Student government passed a resolution urging the university to study the issue
Officials with Catholic University of America are looking into the issue of holding investments in companies that profit off Chinese enslavement of Uighur Muslims.
The D.C. college has begun an audit of its investments using a screener specifically designed for Catholic universities that want to align investments with moral beliefs.
“The investment firms that the University contracts with to oversee our investment and endowment portfolios uses a ‘Catholic screening program,’” student senator Gerald Sharpe told The College Fix on November 28. “These programs are popular amongst Catholic colleges, and around 250 other [Catholic universities] employ this type of screening program to ensure the University is not invested in companies with values antithetical to the mission of the Catholic Church.”
Sharpe said university officials have been in contact with the Student Government Association about the ongoing “audit” of its investments. SGA passed a resolution, sponsored by Senator Sharpe, on October 18 that started the conversation.
“This Resolution prompted the University to begin an audit of our endowment investments,” Sharpe said in his email to The Fix.
This audit is being conducted by an outside entity, and they have begun research on our University investments trying to discover whether or not we are unknowingly invested in companies profiting from the Uyghur genocide; and if we are, the firm will identify what steps we can make to become divested where necessary.
He is confident the university will take action.
“Every indication we have received from the University is that they will divest if the audit comes back problematic,” Sharpe said. “We will continue to hold them accountable for this commitment. But we received very good news from the University.”

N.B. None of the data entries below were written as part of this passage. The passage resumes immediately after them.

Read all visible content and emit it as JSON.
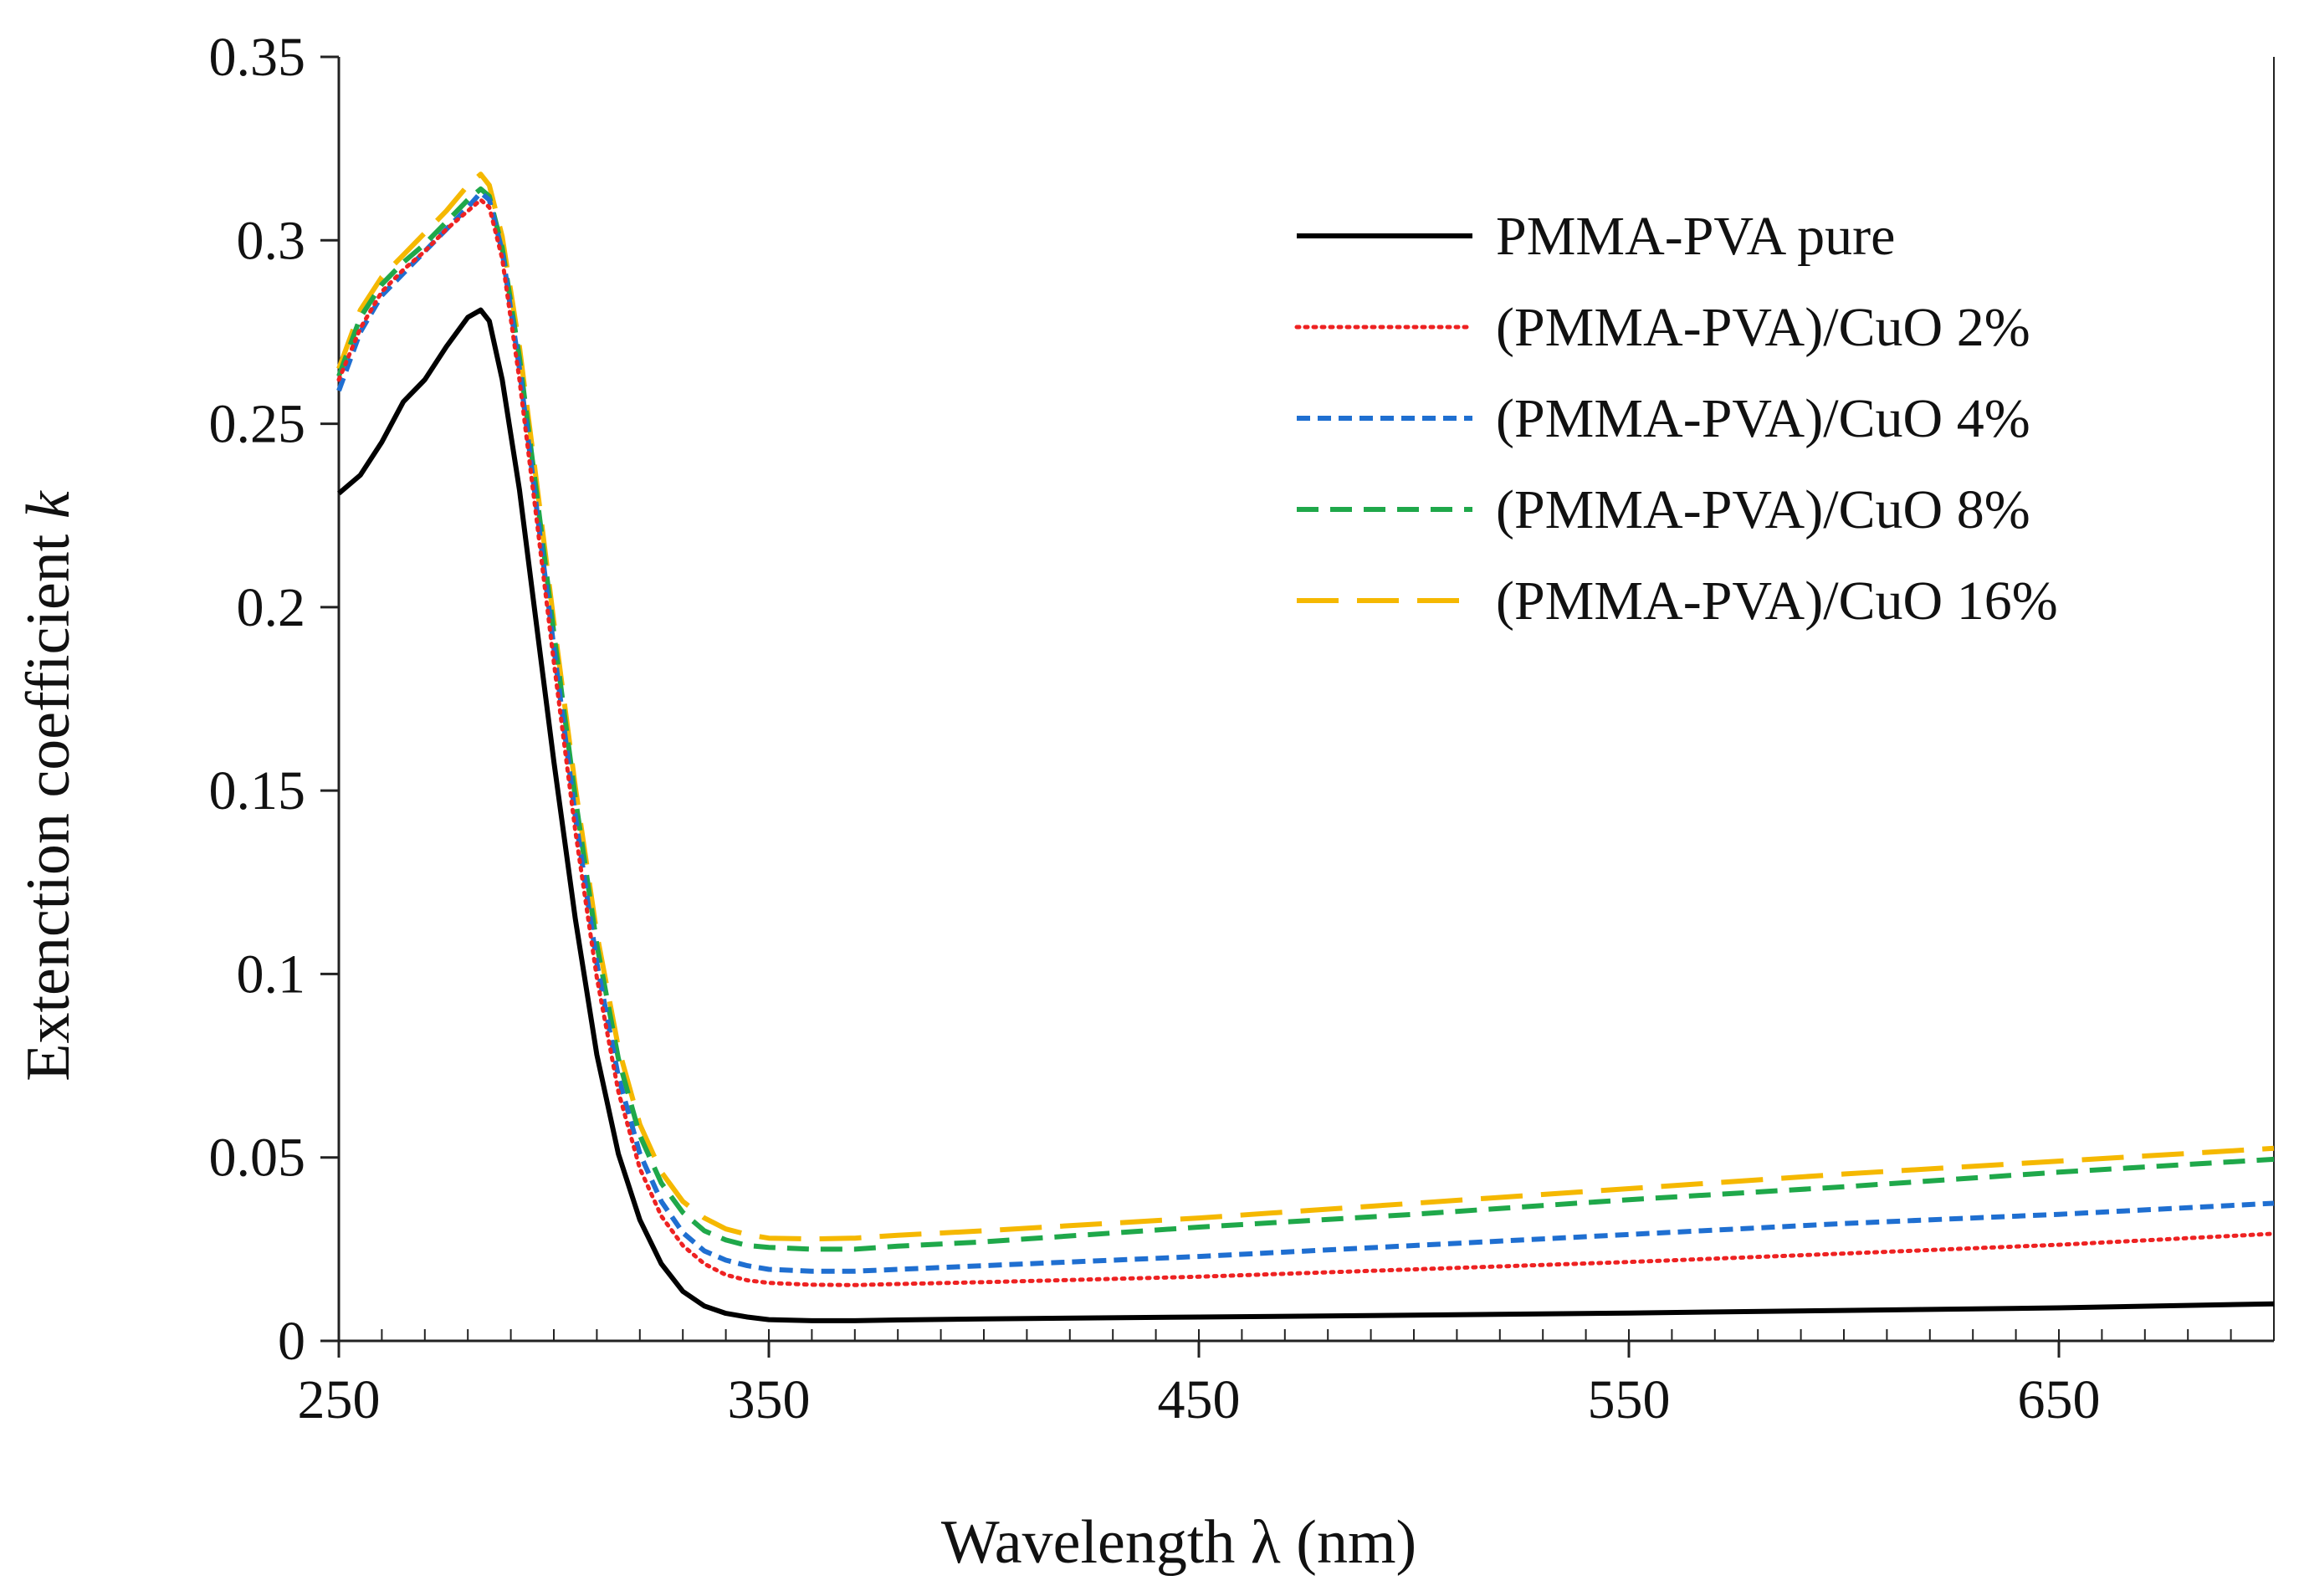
{
  "chart_data": {
    "type": "line",
    "title": "",
    "xlabel": "Wavelength λ (nm)",
    "ylabel_text": "Extenction coefficient ",
    "ylabel_symbol": "k",
    "xlim": [
      250,
      700
    ],
    "ylim": [
      0,
      0.35
    ],
    "xticks": [
      250,
      350,
      450,
      550,
      650
    ],
    "xtick_labels": [
      "250",
      "350",
      "450",
      "550",
      "650"
    ],
    "xminor_step": 10,
    "yticks": [
      0,
      0.05,
      0.1,
      0.15,
      0.2,
      0.25,
      0.3,
      0.35
    ],
    "ytick_labels": [
      "0",
      "0.05",
      "0.1",
      "0.15",
      "0.2",
      "0.25",
      "0.3",
      "0.35"
    ],
    "legend_position": "top-right",
    "grid": false,
    "series": [
      {
        "name": "PMMA-PVA pure",
        "color": "#000000",
        "dash": "solid",
        "x": [
          250,
          255,
          260,
          265,
          270,
          275,
          280,
          283,
          285,
          288,
          292,
          296,
          300,
          305,
          310,
          315,
          320,
          325,
          330,
          335,
          340,
          345,
          350,
          360,
          370,
          380,
          400,
          450,
          500,
          550,
          600,
          650,
          700
        ],
        "y": [
          0.231,
          0.236,
          0.245,
          0.256,
          0.262,
          0.271,
          0.279,
          0.281,
          0.278,
          0.262,
          0.232,
          0.195,
          0.158,
          0.115,
          0.078,
          0.051,
          0.033,
          0.021,
          0.0135,
          0.0095,
          0.0075,
          0.0065,
          0.0058,
          0.0055,
          0.0055,
          0.0057,
          0.006,
          0.0065,
          0.007,
          0.0076,
          0.0083,
          0.009,
          0.0101
        ]
      },
      {
        "name": "(PMMA-PVA)/CuO 2%",
        "color": "#ee2222",
        "dash": "dotted",
        "x": [
          250,
          255,
          260,
          265,
          270,
          275,
          280,
          283,
          285,
          288,
          292,
          296,
          300,
          305,
          310,
          315,
          320,
          325,
          330,
          335,
          340,
          345,
          350,
          360,
          370,
          380,
          400,
          450,
          500,
          550,
          600,
          650,
          700
        ],
        "y": [
          0.262,
          0.276,
          0.286,
          0.292,
          0.297,
          0.303,
          0.308,
          0.311,
          0.309,
          0.295,
          0.262,
          0.224,
          0.185,
          0.139,
          0.099,
          0.068,
          0.047,
          0.034,
          0.026,
          0.021,
          0.018,
          0.0165,
          0.0158,
          0.0153,
          0.0152,
          0.0155,
          0.016,
          0.0175,
          0.0195,
          0.0215,
          0.0238,
          0.0262,
          0.0292
        ]
      },
      {
        "name": "(PMMA-PVA)/CuO 4%",
        "color": "#1f6fd1",
        "dash": "short-dash",
        "x": [
          250,
          255,
          260,
          265,
          270,
          275,
          280,
          283,
          285,
          288,
          292,
          296,
          300,
          305,
          310,
          315,
          320,
          325,
          330,
          335,
          340,
          345,
          350,
          360,
          370,
          380,
          400,
          450,
          500,
          550,
          600,
          650,
          700
        ],
        "y": [
          0.259,
          0.275,
          0.285,
          0.291,
          0.297,
          0.303,
          0.309,
          0.313,
          0.311,
          0.297,
          0.265,
          0.227,
          0.189,
          0.143,
          0.103,
          0.072,
          0.051,
          0.038,
          0.0295,
          0.0245,
          0.022,
          0.0205,
          0.0195,
          0.019,
          0.019,
          0.0195,
          0.0205,
          0.023,
          0.026,
          0.029,
          0.032,
          0.0345,
          0.0375
        ]
      },
      {
        "name": "(PMMA-PVA)/CuO 8%",
        "color": "#1fa84a",
        "dash": "medium-dash",
        "x": [
          250,
          255,
          260,
          265,
          270,
          275,
          280,
          283,
          285,
          288,
          292,
          296,
          300,
          305,
          310,
          315,
          320,
          325,
          330,
          335,
          340,
          345,
          350,
          360,
          370,
          380,
          400,
          450,
          500,
          550,
          600,
          650,
          700
        ],
        "y": [
          0.263,
          0.279,
          0.288,
          0.294,
          0.299,
          0.305,
          0.311,
          0.314,
          0.312,
          0.298,
          0.268,
          0.231,
          0.193,
          0.148,
          0.108,
          0.077,
          0.056,
          0.043,
          0.035,
          0.03,
          0.0275,
          0.026,
          0.0255,
          0.025,
          0.025,
          0.0258,
          0.027,
          0.031,
          0.0345,
          0.0385,
          0.042,
          0.046,
          0.0495
        ]
      },
      {
        "name": "(PMMA-PVA)/CuO 16%",
        "color": "#f5b800",
        "dash": "long-dash",
        "x": [
          250,
          255,
          260,
          265,
          270,
          275,
          280,
          283,
          285,
          288,
          292,
          296,
          300,
          305,
          310,
          315,
          320,
          325,
          330,
          335,
          340,
          345,
          350,
          360,
          370,
          380,
          400,
          450,
          500,
          550,
          600,
          650,
          700
        ],
        "y": [
          0.265,
          0.281,
          0.29,
          0.296,
          0.302,
          0.308,
          0.315,
          0.318,
          0.315,
          0.301,
          0.271,
          0.234,
          0.196,
          0.151,
          0.111,
          0.08,
          0.059,
          0.046,
          0.038,
          0.0335,
          0.0305,
          0.029,
          0.028,
          0.0278,
          0.028,
          0.0288,
          0.03,
          0.0335,
          0.0375,
          0.0415,
          0.0455,
          0.049,
          0.0525
        ]
      }
    ]
  }
}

Sharpe said that the second option if complete divestment is not possible is for CUA to engage in “shareholder activism” to effect change. The Fix asked how the university could divest itself from any mutual funds that held shares in a company that used Uighur labor.

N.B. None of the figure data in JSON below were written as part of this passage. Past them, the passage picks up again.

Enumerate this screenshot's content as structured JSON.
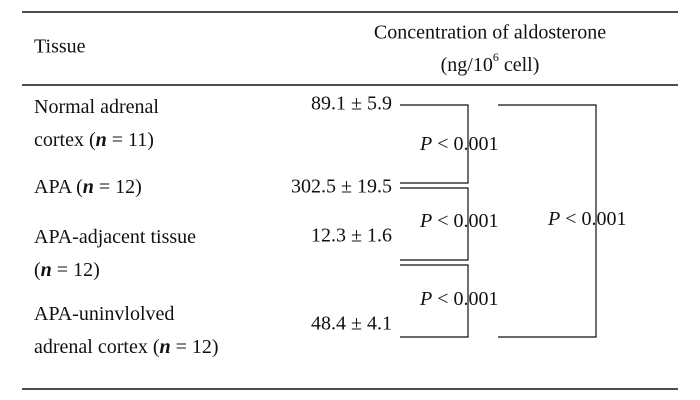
{
  "header": {
    "tissue": "Tissue",
    "concentration": "Concentration of aldosterone",
    "unit_base": "(ng/10",
    "unit_exponent": "6",
    "unit_rest": " cell)"
  },
  "rows": [
    {
      "tissue": [
        "Normal adrenal",
        "cortex (n = 11)"
      ],
      "value": "89.1 ± 5.9"
    },
    {
      "tissue": [
        "APA (n = 12)"
      ],
      "value": "302.5 ± 19.5"
    },
    {
      "tissue": [
        "APA-adjacent tissue",
        "(n = 12)"
      ],
      "value": "12.3 ± 1.6"
    },
    {
      "tissue": [
        "APA-uninvlolved",
        "adrenal cortex (n = 12)"
      ],
      "value": "48.4 ± 4.1"
    }
  ],
  "comparisons": [
    "P < 0.001",
    "P < 0.001",
    "P < 0.001",
    "P < 0.001"
  ]
}
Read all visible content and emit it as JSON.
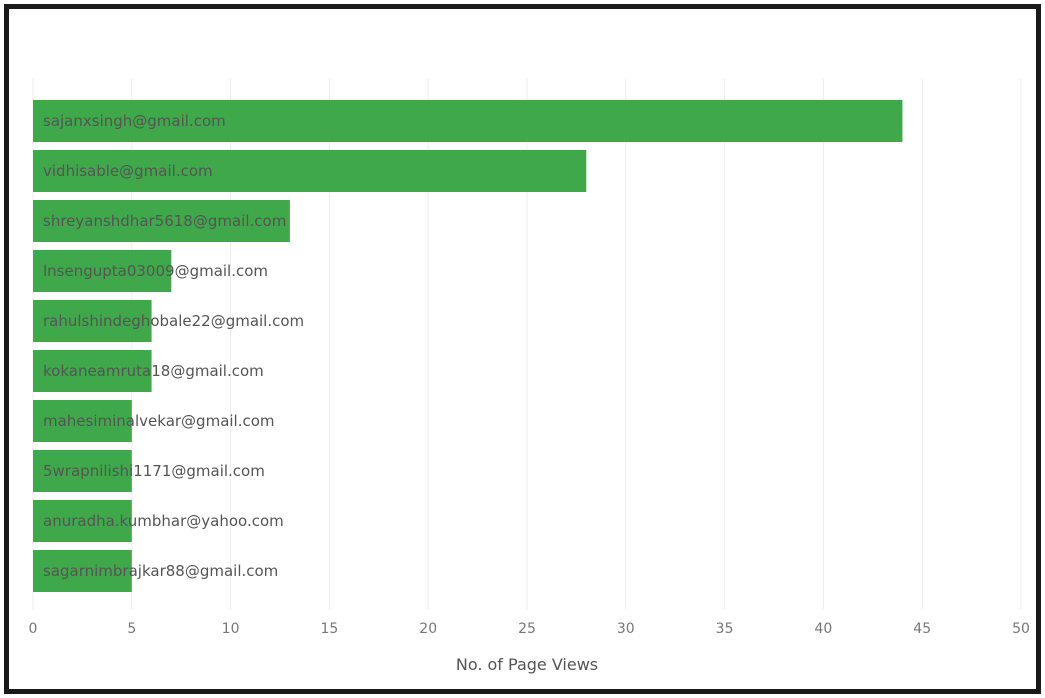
{
  "chart_data": {
    "type": "bar",
    "orientation": "horizontal",
    "categories": [
      "sajanxsingh@gmail.com",
      "vidhisable@gmail.com",
      "shreyanshdhar5618@gmail.com",
      "lnsengupta03009@gmail.com",
      "rahulshindeghobale22@gmail.com",
      "kokaneamruta18@gmail.com",
      "mahesiminalvekar@gmail.com",
      "5wrapnilishi1171@gmail.com",
      "anuradha.kumbhar@yahoo.com",
      "sagarnimbrajkar88@gmail.com"
    ],
    "values": [
      44,
      28,
      13,
      7,
      6,
      6,
      5,
      5,
      5,
      5
    ],
    "xlabel": "No. of Page Views",
    "ylabel": "",
    "xlim": [
      0,
      50
    ],
    "xticks": [
      "0",
      "5",
      "10",
      "15",
      "20",
      "25",
      "30",
      "35",
      "40",
      "45",
      "50"
    ],
    "grid": true,
    "bar_color": "#3fa84a"
  }
}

“We ourselves advocated for divestment from these companies, but we believe that shareholder activism is a possible solution for companies that are not controlled or dominated by the Chinese Communist Party,” Sharpe said.
Companies including Nike and Apple could be on the divestment list
Spokesperson Karna Lozoya told The Fix that the university is committed to upholding the dignity of the human person as is taught by the Catholic Church.

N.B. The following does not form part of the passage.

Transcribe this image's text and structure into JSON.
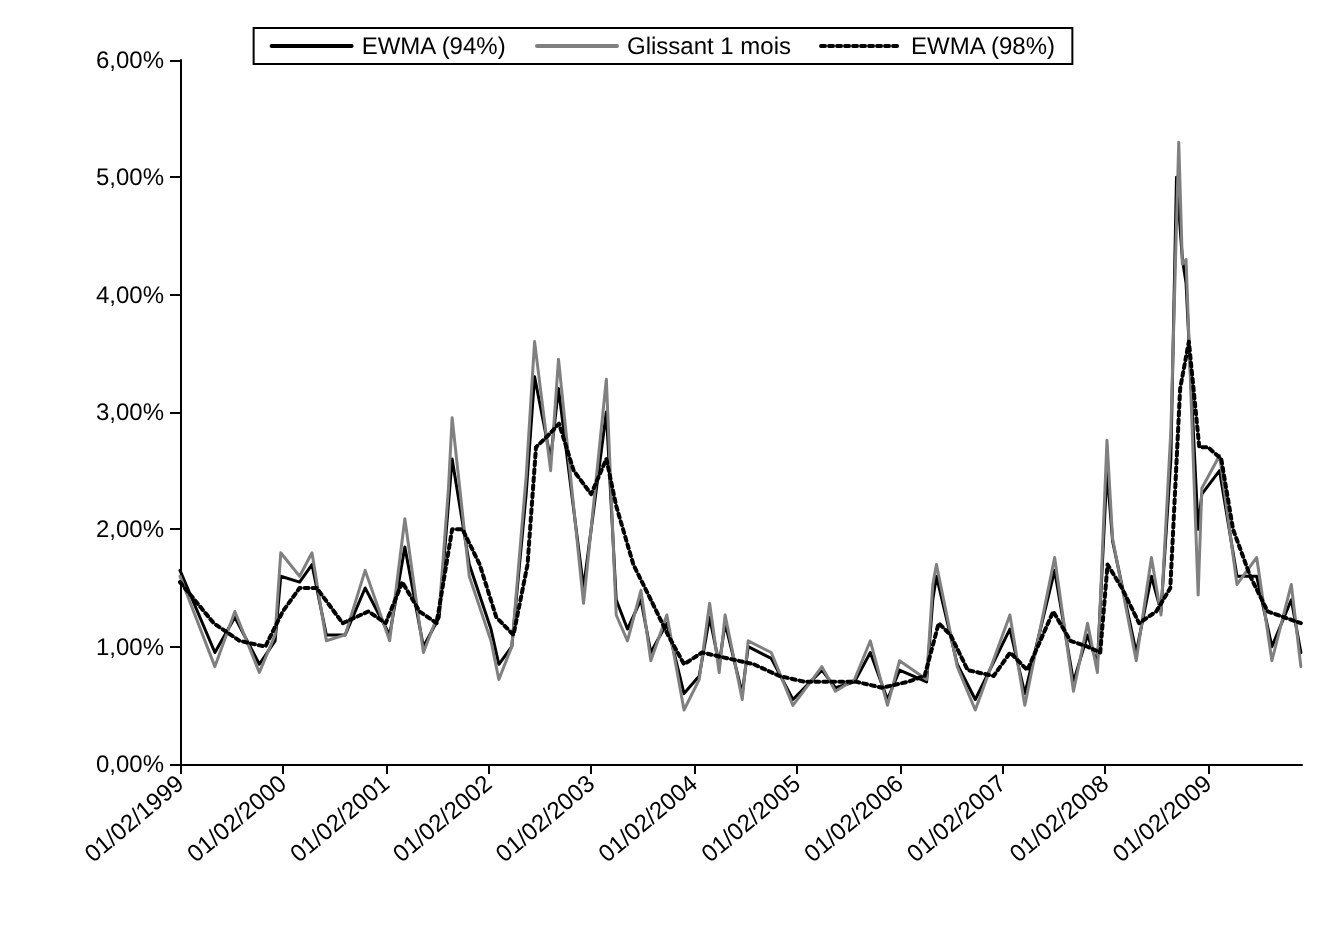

“We are appreciative of our student leaders for bringing this to our attention,” Lozoya said. “The proposal underlines the type of leaders our students are, and will continue to be as they take leadership positions in our nation.”
“We agree that Catholic University should have a particular responsibility to uphold the human dignity of every person,” the spokesperson said.
Companies including Nike and Apple have been accused of profiting from the enslavement of Uighur Muslims in China.
The student government resolutions says that millions of Uighurs have been imprisoned in concentration camps and said that “detainees held in these camps are used as forced labor at factories that export internationally and which have ties with corporations in the United States.”
The resolution made a formal request that the university investigate its financial holdings to ensure that its investments are not in companies that are “complicit in genocide or crimes against humanity.”
“Many index funds and University endowments are unknowingly invested in companies which profit off of the Uyghur genocide,” the resolution said, “and it is consequently our duty to work with the University to ensure that our endowment remains free from any investment that is complicit in genocide or crimes against humanity.”